When you’re developing software, there’s often tension between competing interests. There’s always more work to be done than can possibly be completed. There are bugs to be fixed, new features to be implemented, and scalability or infrastructure problems to be addressed. All of this, essentially, is a question of prioritization. When we planned the club leaderboard work, we decided up front that it was worth investing six weeks of developer time (with a small team of one developer and one part-time code reviewer) to tackle this problem, but we didn’t want to take more resources than that away from other priorities. Planning this time commitment at the beginning of the project helped us architect a solution that was achievable within that time frame. Six weeks was long enough for us to implement a really solid solution to the core problem (by completely redesigning the club leaderboard back-end) rather than just putting more band-aids over it.
But because we knew our time was limited, we cut some scope to ensure we could finish in the allotted time. We would have liked to build our new club leaderboard solution as an isolated back-end service in Scala, but we weren’t confident that the additional amount of work required could be completed within our six week timeline. So, instead, we built the solution in our existing club leaderboard codebase in Rails, and we ensured that it was well-encapsulated so it would be easy for us to extract the logic to a service in the future. We also made a few other small compromises in our designs. For example, we thought about implementing a relatively complicated backup and restore solution for the leaderboard data in Redis, but ultimately decided that would be overkill (since the data expires after two weeks anyway and regenerates itself as activities are uploaded), and a relatively standard Redis cluster with read replicas would be reasonable given our time constraints. By cutting some scope from the project, we were able to complete the work in a way that didn’t divert too much developer effort from our other priorities, but still addressed the root scalability problem in a timely manner.
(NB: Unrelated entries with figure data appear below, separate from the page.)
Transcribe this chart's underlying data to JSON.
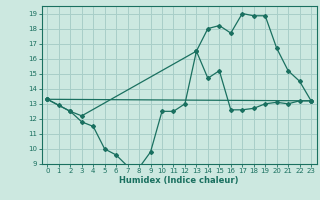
{
  "xlabel": "Humidex (Indice chaleur)",
  "bg_color": "#cce8e0",
  "grid_color": "#a8cec8",
  "line_color": "#1a7060",
  "xlim": [
    -0.5,
    23.5
  ],
  "ylim": [
    9,
    19.5
  ],
  "yticks": [
    9,
    10,
    11,
    12,
    13,
    14,
    15,
    16,
    17,
    18,
    19
  ],
  "xticks": [
    0,
    1,
    2,
    3,
    4,
    5,
    6,
    7,
    8,
    9,
    10,
    11,
    12,
    13,
    14,
    15,
    16,
    17,
    18,
    19,
    20,
    21,
    22,
    23
  ],
  "line1_x": [
    0,
    1,
    2,
    3,
    4,
    5,
    6,
    7,
    8,
    9,
    10,
    11,
    12,
    13,
    14,
    15,
    16,
    17,
    18,
    19,
    20,
    21,
    22,
    23
  ],
  "line1_y": [
    13.3,
    12.9,
    12.5,
    11.8,
    11.5,
    10.0,
    9.6,
    8.85,
    8.75,
    9.8,
    12.5,
    12.5,
    13.0,
    16.5,
    14.7,
    15.2,
    12.6,
    12.6,
    12.7,
    13.0,
    13.1,
    13.0,
    13.2,
    13.2
  ],
  "line2_x": [
    0,
    2,
    3,
    13,
    14,
    15,
    16,
    17,
    18,
    19,
    20,
    21,
    22,
    23
  ],
  "line2_y": [
    13.3,
    12.5,
    12.2,
    16.5,
    18.0,
    18.2,
    17.7,
    19.0,
    18.85,
    18.85,
    16.7,
    15.2,
    14.5,
    13.2
  ],
  "line3_x": [
    0,
    23
  ],
  "line3_y": [
    13.3,
    13.2
  ]
}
Overall, the project was a big success. We achieved our primary objective — to reduce the risk of a future incident because of database load caused by the expensive club leaderboard query, and to do so in less than six weeks of work. In addition, we improved the athlete experience by ensuring that our club leaderboards work quickly and correctly — even when the club is a large club. We swapped out the old, bad back-end implementation for a better one, and we did so with no downtime and little changes to the existing front-ends. Hopefully, our new system will be easier to work with and modify, and will last at least as long into the future as the old one did!